Partially Homomorphic Encryption (PHE) is a form of encryption that allows a specific mathematical operation to be performed on ciphertexts, generating an encrypted result that, when decrypted, matches the outcome of that operation on the original plaintexts. Unlike Fully Homomorphic Encryption (FHE), a PHE scheme is restricted to a single algebraic function, such as only addition in the Paillier cryptosystem or only multiplication in the RSA cryptosystem. This limitation makes PHE schemes computationally lightweight and practical for targeted applications like encrypted aggregation and private voting.
Glossary
Partially Homomorphic Encryption (PHE)

What is Partially Homomorphic Encryption (PHE)?
Partially Homomorphic Encryption (PHE) is a cryptographic scheme that permits unbounded computation of a single operation type—either addition or multiplication—directly on ciphertexts, enabling specific privacy-preserving computations without exposing raw data.

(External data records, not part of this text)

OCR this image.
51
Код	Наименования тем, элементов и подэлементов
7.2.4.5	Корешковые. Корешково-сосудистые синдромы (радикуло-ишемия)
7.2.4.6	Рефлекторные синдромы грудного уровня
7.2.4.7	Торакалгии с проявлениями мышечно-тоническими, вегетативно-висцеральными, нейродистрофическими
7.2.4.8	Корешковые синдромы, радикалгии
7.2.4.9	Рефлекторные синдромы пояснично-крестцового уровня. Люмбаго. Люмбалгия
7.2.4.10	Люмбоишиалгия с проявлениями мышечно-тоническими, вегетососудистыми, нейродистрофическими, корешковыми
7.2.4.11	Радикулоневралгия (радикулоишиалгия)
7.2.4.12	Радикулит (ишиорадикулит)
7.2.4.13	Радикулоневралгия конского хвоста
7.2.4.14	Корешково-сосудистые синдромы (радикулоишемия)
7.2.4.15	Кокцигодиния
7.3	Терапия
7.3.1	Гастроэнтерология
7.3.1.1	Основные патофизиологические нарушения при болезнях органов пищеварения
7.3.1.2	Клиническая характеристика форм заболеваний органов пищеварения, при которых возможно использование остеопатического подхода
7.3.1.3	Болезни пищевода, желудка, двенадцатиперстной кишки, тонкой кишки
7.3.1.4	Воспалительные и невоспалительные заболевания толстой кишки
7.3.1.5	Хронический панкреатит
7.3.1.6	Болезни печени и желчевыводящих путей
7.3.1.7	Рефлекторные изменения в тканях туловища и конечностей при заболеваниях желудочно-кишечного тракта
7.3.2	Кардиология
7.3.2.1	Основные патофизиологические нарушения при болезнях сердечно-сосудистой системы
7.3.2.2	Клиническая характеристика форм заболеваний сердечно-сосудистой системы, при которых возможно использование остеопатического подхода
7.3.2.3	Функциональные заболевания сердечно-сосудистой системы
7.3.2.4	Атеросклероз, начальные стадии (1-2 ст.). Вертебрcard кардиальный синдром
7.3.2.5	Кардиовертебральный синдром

The primary utility of PHE lies in its efficiency for specialized privacy-preserving protocols. An additively homomorphic scheme enables a server to sum encrypted financial values or aggregate model updates in federated learning without accessing individual contributions. Conversely, a multiplicatively homomorphic scheme allows for blinded multiplication. Because these schemes do not require the complex noise management of bootstrapping or modulus switching, they offer low ciphertext expansion and high throughput, making them a pragmatic choice for production systems requiring only unidirectional computation on encrypted data.
Key Characteristics of PHE
Partially Homomorphic Encryption (PHE) is defined by its operational constraint: it supports unbounded computation for a single arithmetic operation. This specialization yields high efficiency and simple security proofs, making it ideal for specific privacy-preserving aggregation and multiplication tasks.

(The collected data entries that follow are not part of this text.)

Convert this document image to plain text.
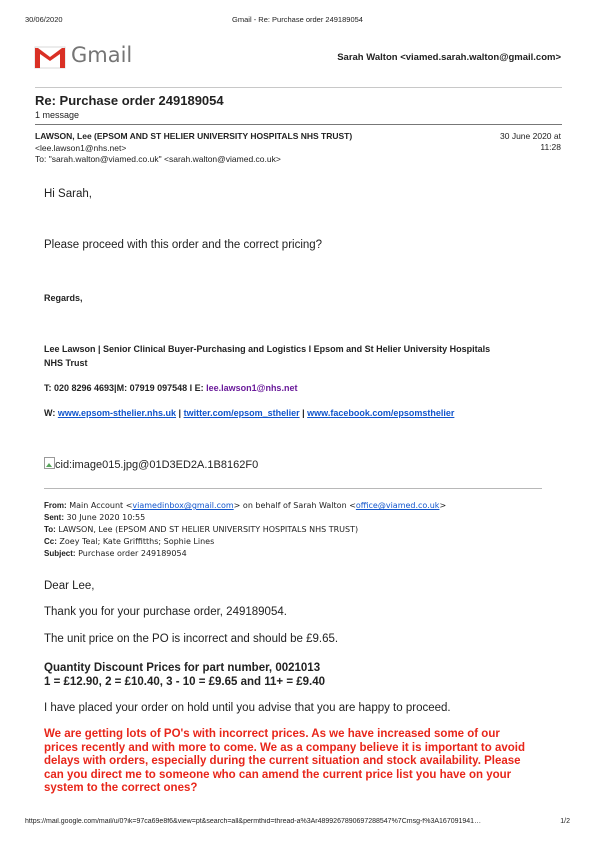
30/06/2020	Gmail - Re: Purchase order 249189054
Gmail	Sarah Walton <viamed.sarah.walton@gmail.com>
Re: Purchase order 249189054
1 message
LAWSON, Lee (EPSOM AND ST HELIER UNIVERSITY HOSPITALS NHS TRUST)
<lee.lawson1@nhs.net>
To: "sarah.walton@viamed.co.uk" <sarah.walton@viamed.co.uk>
30 June 2020 at
11:28
Hi Sarah,
Please proceed with this order and the correct pricing?
Regards,
Lee Lawson | Senior Clinical Buyer-Purchasing and Logistics l Epsom and St Helier University Hospitals
NHS Trust
T: 020 8296 4693|M: 07919 097548 l E: lee.lawson1@nhs.net
W: www.epsom-sthelier.nhs.uk | twitter.com/epsom_sthelier | www.facebook.com/epsomsthelier
cid:image015.jpg@01D3ED2A.1B8162F0
From: Main Account <viamedinbox@gmail.com> on behalf of Sarah Walton <office@viamed.co.uk>
Sent: 30 June 2020 10:55
To: LAWSON, Lee (EPSOM AND ST HELIER UNIVERSITY HOSPITALS NHS TRUST)
Cc: Zoey Teal; Kate Griffitths; Sophie Lines
Subject: Purchase order 249189054
Dear Lee,
Thank you for your purchase order, 249189054.
The unit price on the PO is incorrect and should be £9.65.
Quantity Discount Prices for part number, 0021013
1 = £12.90, 2 = £10.40, 3 - 10 = £9.65 and 11+ = £9.40
I have placed your order on hold until you advise that you are happy to proceed.
We are getting lots of PO's with incorrect prices. As we have increased some of our
prices recently and with more to come. We as a company believe it is important to avoid
delays with orders, especially during the current situation and stock availability. Please
can you direct me to someone who can amend the current price list you have on your
system to the correct ones?
https://mail.google.com/mail/u/0?ik=97ca69e8f6&view=pt&search=all&permthid=thread-a%3Ar4899267890697288547%7Cmsg-f%3A167091941…	1/2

Single-Operation Constraint
PHE schemes are cryptographically restricted to evaluating either addition or multiplication on ciphertexts, but not both. This fundamental limitation distinguishes them from Fully Homomorphic Encryption (FHE).

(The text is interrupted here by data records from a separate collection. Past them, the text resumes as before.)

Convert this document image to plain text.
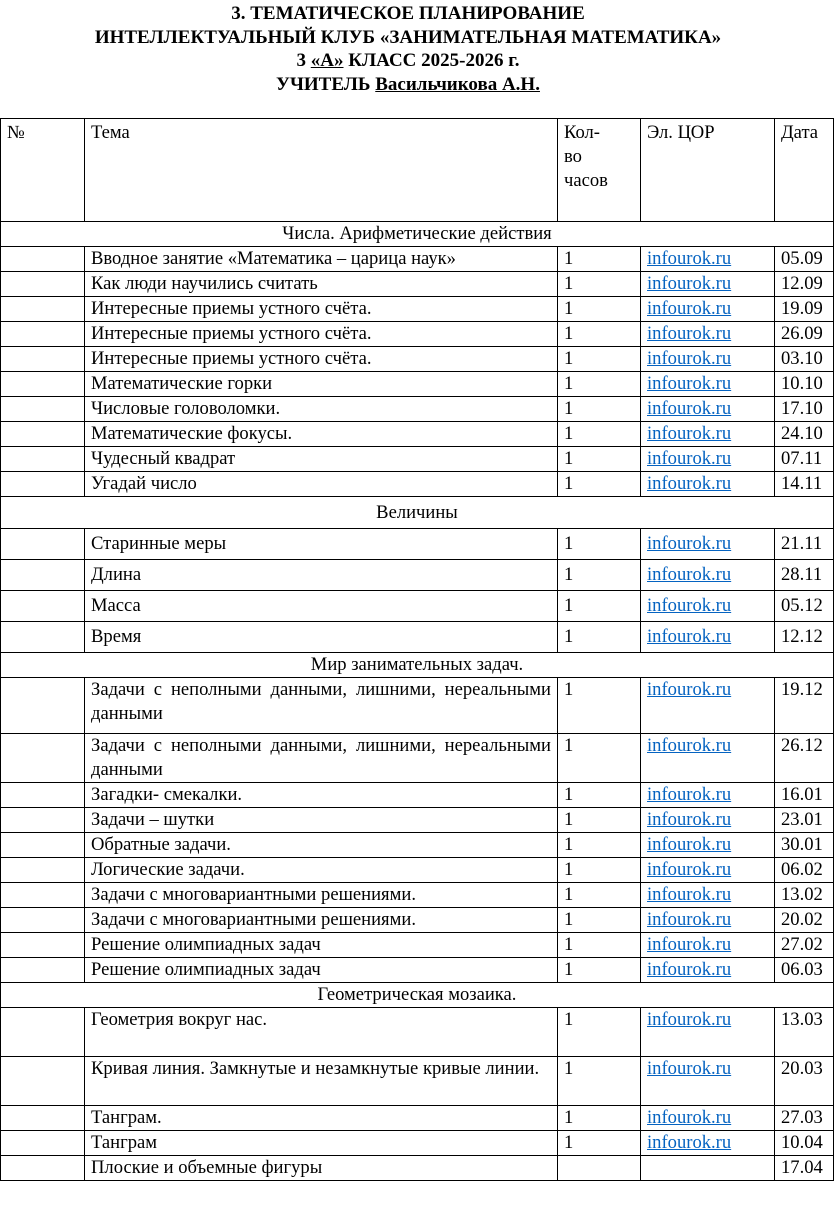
3. ТЕМАТИЧЕСКОЕ ПЛАНИРОВАНИЕ
ИНТЕЛЛЕКТУАЛЬНЫЙ КЛУБ «ЗАНИМАТЕЛЬНАЯ МАТЕМАТИКА»
3 «А» КЛАСС 2025-2026 г.
УЧИТЕЛЬ Васильчикова А.Н.
№	Тема	Кол-
во
часов	Эл. ЦОР	Дата
Числа. Арифметические действия				
	Вводное занятие «Математика – царица наук»	1	infourok.ru	05.09
	Как люди научились считать	1	infourok.ru	12.09
	Интересные приемы устного счёта.	1	infourok.ru	19.09
	Интересные приемы устного счёта.	1	infourok.ru	26.09
	Интересные приемы устного счёта.	1	infourok.ru	03.10
	Математические горки	1	infourok.ru	10.10
	Числовые головоломки.	1	infourok.ru	17.10
	Математические фокусы.	1	infourok.ru	24.10
	Чудесный квадрат	1	infourok.ru	07.11
	Угадай число	1	infourok.ru	14.11
Величины				
	Старинные меры	1	infourok.ru	21.11
	Длина	1	infourok.ru	28.11
	Масса	1	infourok.ru	05.12
	Время	1	infourok.ru	12.12
Мир занимательных задач.				
	Задачи с неполными данными, лишними, нереальными данными	1	infourok.ru	19.12
	Задачи с неполными данными, лишними, нереальными данными	1	infourok.ru	26.12
	Загадки- смекалки.	1	infourok.ru	16.01
	Задачи – шутки	1	infourok.ru	23.01
	Обратные задачи.	1	infourok.ru	30.01
	Логические задачи.	1	infourok.ru	06.02
	Задачи с многовариантными решениями.	1	infourok.ru	13.02
	Задачи с многовариантными решениями.	1	infourok.ru	20.02
	Решение олимпиадных задач	1	infourok.ru	27.02
	Решение олимпиадных задач	1	infourok.ru	06.03
Геометрическая мозаика.				
	Геометрия вокруг нас.	1	infourok.ru	13.03
	Кривая линия. Замкнутые и незамкнутые кривые линии.	1	infourok.ru	20.03
	Танграм.	1	infourok.ru	27.03
	Танграм	1	infourok.ru	10.04
	Плоские и объемные фигуры			17.04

- Additive PHE (e.g., Paillier): Allows
Enc(a) + Enc(b) = Enc(a+b). - Multiplicative PHE (e.g., ElGamal): Allows
Enc(a) * Enc(b) = Enc(a*b). - Attempting the unsupported operation results in a non-decryptable ciphertext or a random value.
Unbounded Homomorphic Depth
Unlike Somewhat Homomorphic Encryption (SWHE), PHE schemes do not suffer from a strict noise budget that limits the number of sequential operations. You can perform an arbitrary number of the supported operation without corrupting the ciphertext.
- An additive PHE scheme can sum millions of encrypted values without decryption failure.
- This property is critical for encrypted aggregation in federated learning and secure voting.
High Computational Efficiency
Because PHE avoids the costly noise management techniques required by FHE—such as bootstrapping and relinearization—it is orders of magnitude faster. Ciphertext sizes are also significantly smaller.
- Paillier addition is a modular multiplication, making it practical for real-time systems.
- ElGamal multiplication is a group exponentiation, far lighter than lattice-based FHE operations.
- This efficiency makes PHE deployable on standard hardware without specialized accelerators.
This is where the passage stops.